Но всё в жизни как-то кончается. Это истязание тоже, но я даже не помню, как я преодолел остальную часть молитвы. Добрые отношения всех участников сгладили этот эпизод. Традиционный тост: «В будущем году в Иерусалиме» (сегодня мне не страшно даже привести его в соответствии с ивритским звучанием: «Ле-шана ха-баа б Иерушалим ха-бнуя»), звучал для нас без особого подтекста. Тогда ещё нам казалось, что наша советская жизнь предрешена на веки веков. А Пинхас следующий Новый год встречал уже в Израиле.

Еврейские, народные и синагогальные, мотивы перемежались с рассказами из еврейской жизни. Некоторые из историй, которые вы читаете сейчас, тоже были рассказаны там. Время текло незаметно. Компания то разделялась на группы, то вновь объединялась за столом. Звучали тосты, и после каждого звучало «ломир але ин эйнем».

Ломир алэ инэйнем, инейнем
Йонтов мэкабл понем зайн,
Йонтов мэкабл понем зайн.
Ломир алэ инейнем, ломир алэ инейнем
Немен а бисэлэ вайн.

Это совсем не каббалистический текст. Это застольная заздравная песня. «Давайте все вместе...» Почти: «…возьмёмся за руки, друзья», только совсем не как противостояние угрозам, а за праздник, за встречу, за каждого гостя за этим столом – выпьем немного вина – немен а бисэлэ вайн...

В американской жизни самой распространенной застольной песней стала «Happy birthday to you». Традиционно она звучит в наиболее торжественный момент выноса именинного торта. Хорошая, добрая традиция, но почему-то она почти нацело вытеснила даже в еврейской среде тёплую еврейскую мелодию «Ломир алэ…», так легко приспосабливаемую к любому виду торжества и объединяющую всех участников застолья.

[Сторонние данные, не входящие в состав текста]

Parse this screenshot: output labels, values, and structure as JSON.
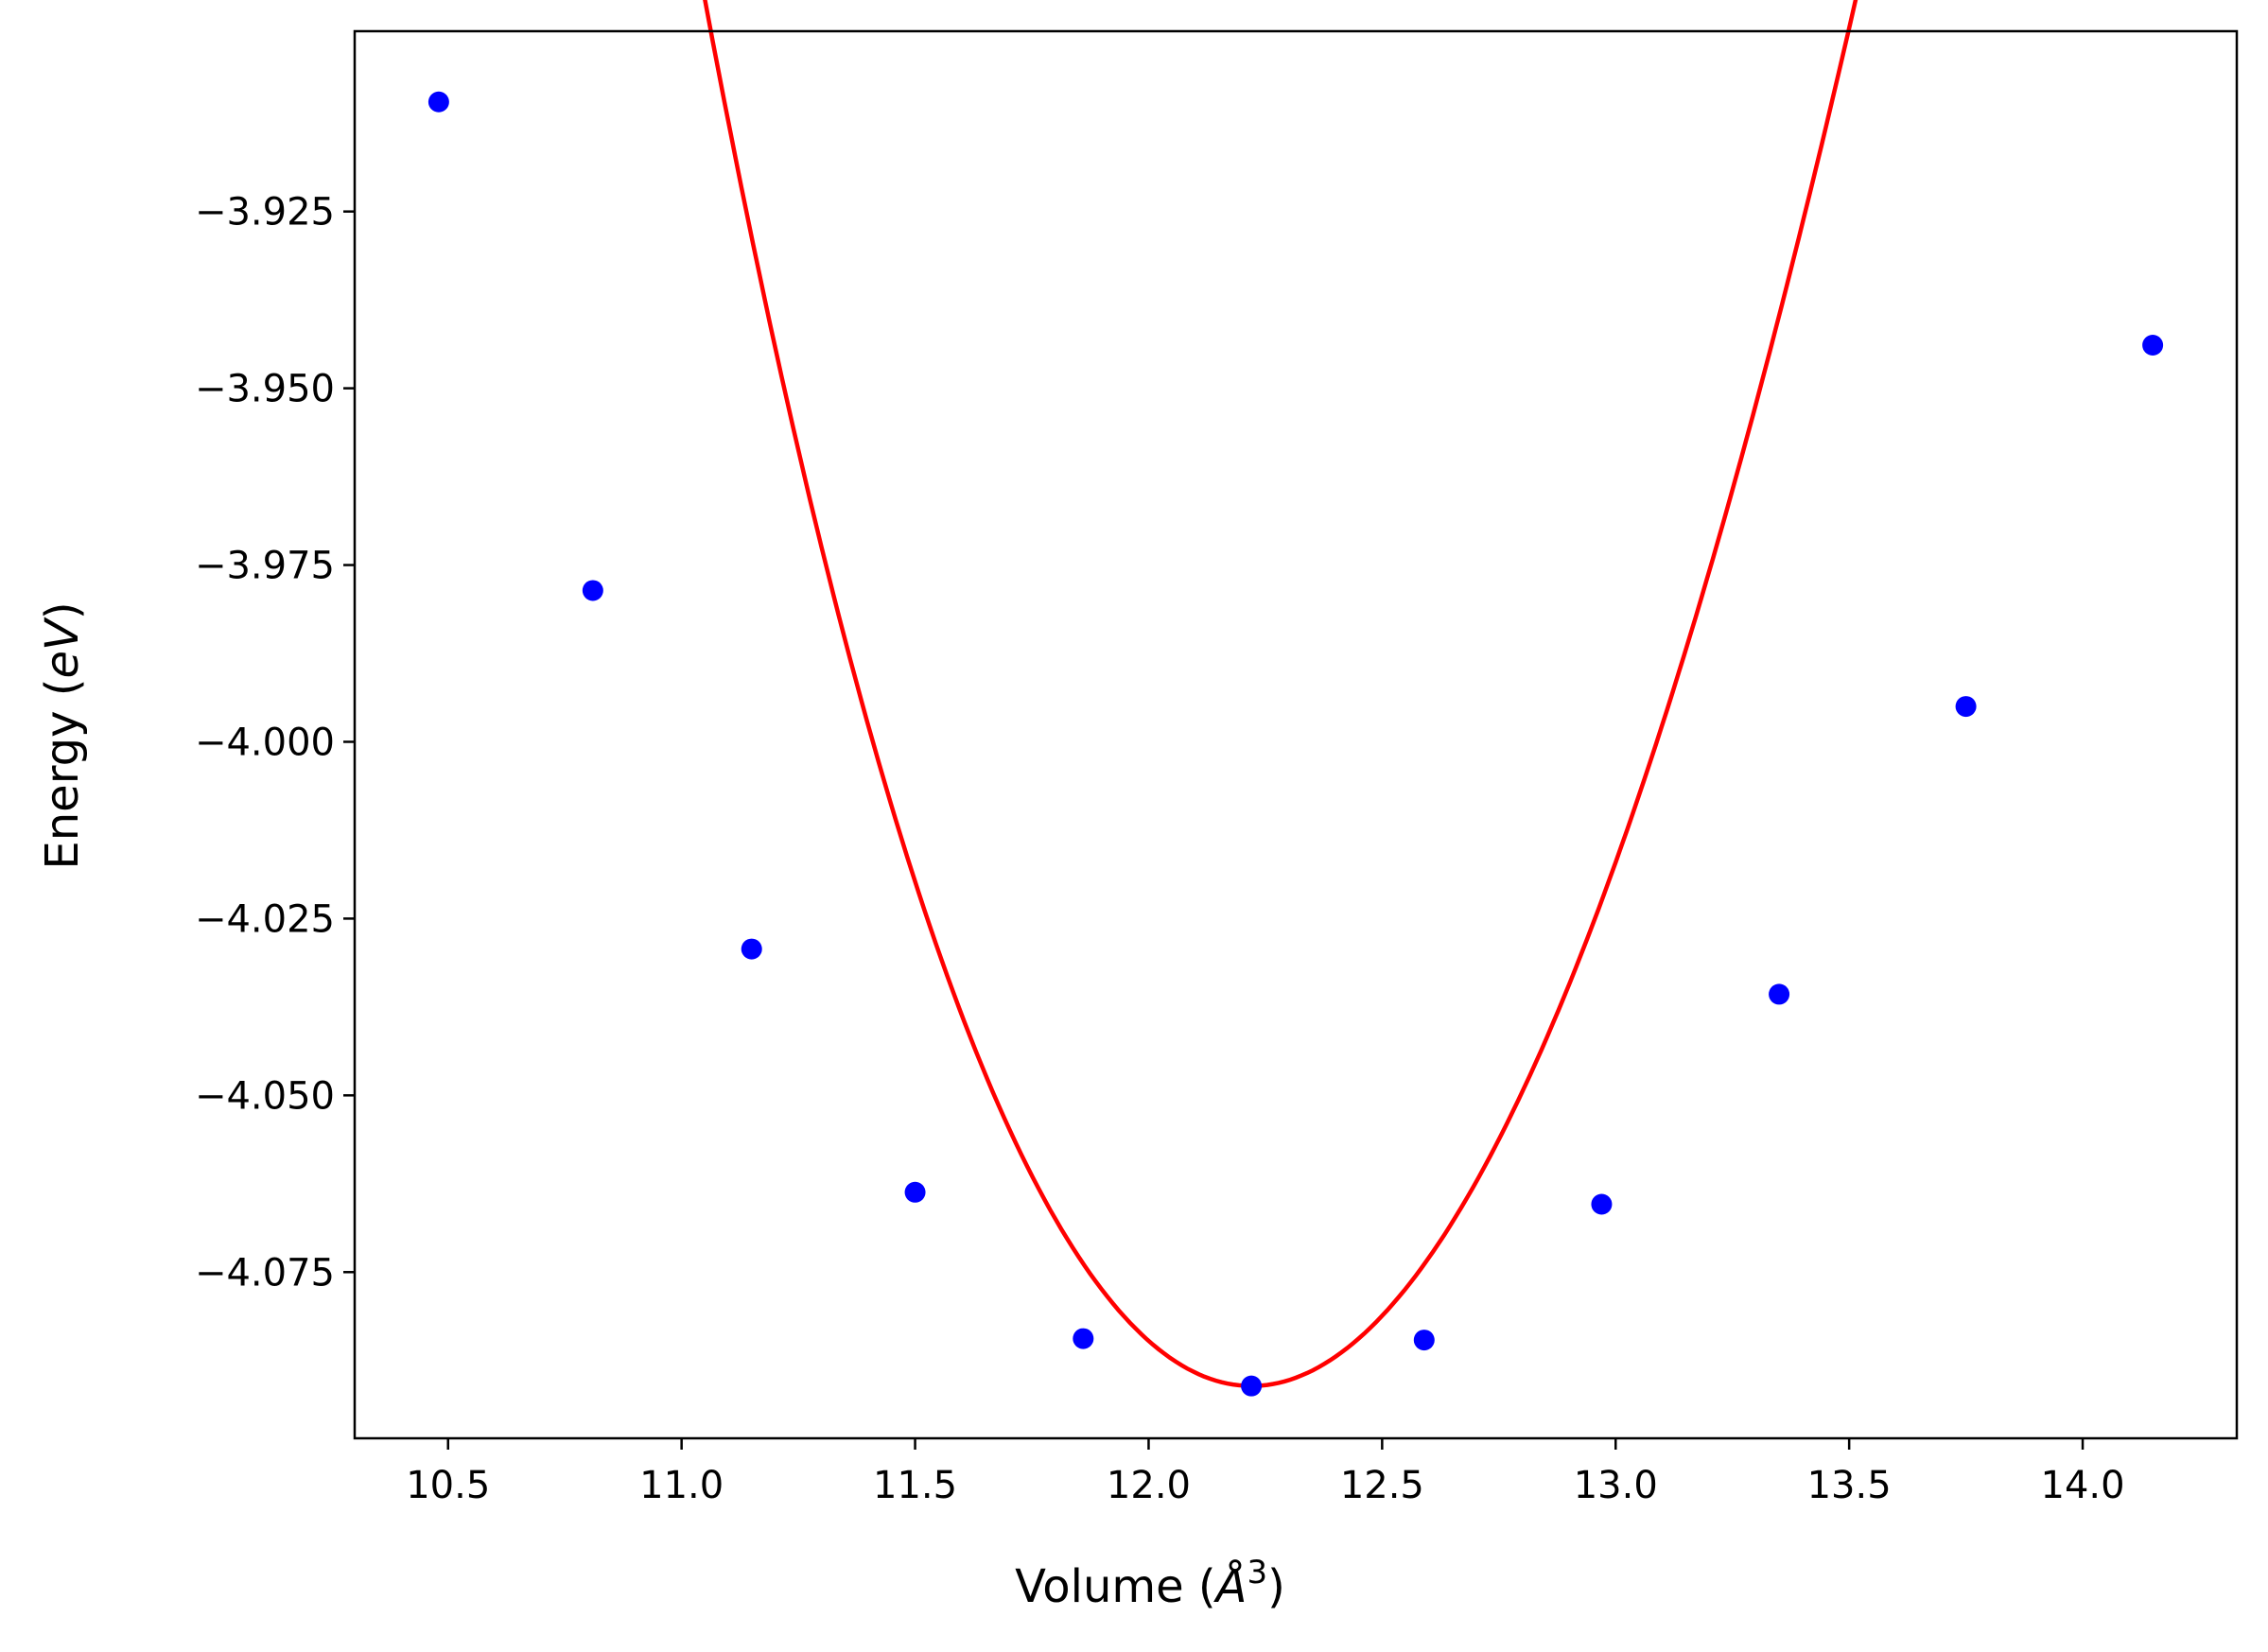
{
  "chart_data": {
    "type": "line",
    "xlabel": "Volume (",
    "xlabel_unit": "Å",
    "xlabel_exponent": "3",
    "xlabel_close": ")",
    "ylabel": "Energy (",
    "ylabel_unit": "eV",
    "ylabel_close": ")",
    "xlim": [
      10.3,
      14.33
    ],
    "ylim": [
      -4.0985,
      -3.8995
    ],
    "x_ticks": [
      10.5,
      11.0,
      11.5,
      12.0,
      12.5,
      13.0,
      13.5,
      14.0
    ],
    "x_tick_labels": [
      "10.5",
      "11.0",
      "11.5",
      "12.0",
      "12.5",
      "13.0",
      "13.5",
      "14.0"
    ],
    "y_ticks": [
      -3.925,
      -3.95,
      -3.975,
      -4.0,
      -4.025,
      -4.05,
      -4.075
    ],
    "y_tick_labels": [
      "−3.925",
      "−3.950",
      "−3.975",
      "−4.000",
      "−4.025",
      "−4.050",
      "−4.075"
    ],
    "grid": false,
    "series": [
      {
        "kind": "points",
        "color": "#0000ff",
        "x": [
          10.48,
          10.81,
          11.15,
          11.5,
          11.86,
          12.22,
          12.59,
          12.97,
          13.35,
          13.75,
          14.15
        ],
        "y": [
          -3.9095,
          -3.9786,
          -4.0293,
          -4.0637,
          -4.0844,
          -4.0911,
          -4.0846,
          -4.0654,
          -4.0357,
          -3.995,
          -3.9439
        ]
      },
      {
        "kind": "fit-curve",
        "color": "#ff0000",
        "x0": 12.22,
        "e0": -4.0911,
        "curvature": 0.1295
      }
    ]
  }
}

Наперебой продолжали звучать тосты, все дружно пели общие слова «ломир алэ…», а Хайка солировала в добавлениях, славящих очередного участника: «Ребе мэкабл понем зайн», «Пинхас, который в следующем году пришлёт нам привет из Иерусалима, мэкабл понем зайн». Эти вставки вместо традиционных двух-трёх слов порой неожиданно становились короткой шуточной новеллой, охотно поддерживаемой всеми гостями:

«Лейзер мэкабл понем зайн… Лейзер, который в первый раз прочёл молитву «Борух Ато» и при этом справился даже с «Элэй-хейну, мекабл поним зайн».

Для меня по-прежнему настоящим Новым годом является декабрьско-январская эстафета, но когда всеми владеет замечательное единство «ломир алэ инейнем», когда так естественно звучит «Лехаим» – «за жизнь», кажется, что ничего не может помешать претворению в жизнь каждого из замечательных пожеланий.

Лехаим, лехаим, лехаим-лехаим …

Мы, московские молодые евреи, далёкие от религиозного общества, чувствовали себя своими в тёплой обстановке этого вечера. Казалось, что мы всю жизнь находимся здесь, говорим с милыми распевными интонациями; опережая мысли, задаем вопросы вместо не прозвучавших ответов. Другие слова, другие имена, но свои душевные люди.

Вчера, вживлённое в сегодня

Воспоминания невольно смещают ощущение времени, приближают прошлое. А порой на место прошлого ставят настоящее. В простой еврейской голове автора не складывается шутливый разговор о празднике без горчинки. Трудны слова на идиш для этакого советского неуча. Память вновь возвращается к кадрам «В поисках идиша» Александра Городницкого. Да, в большой степени наследниками жизнеутверждения хасидов становятся камни, камни памяти. Они сохраняют ощущения жизни мишпохи, времени, истории...

Лазарь ФРЕЙДГЕЙМ

Лазарь Фрейдгейм. Семейный квартер, фото 70-х гг. Памятник Фрейдгейму-Ривлиной на Востряковском кладбище в Москве.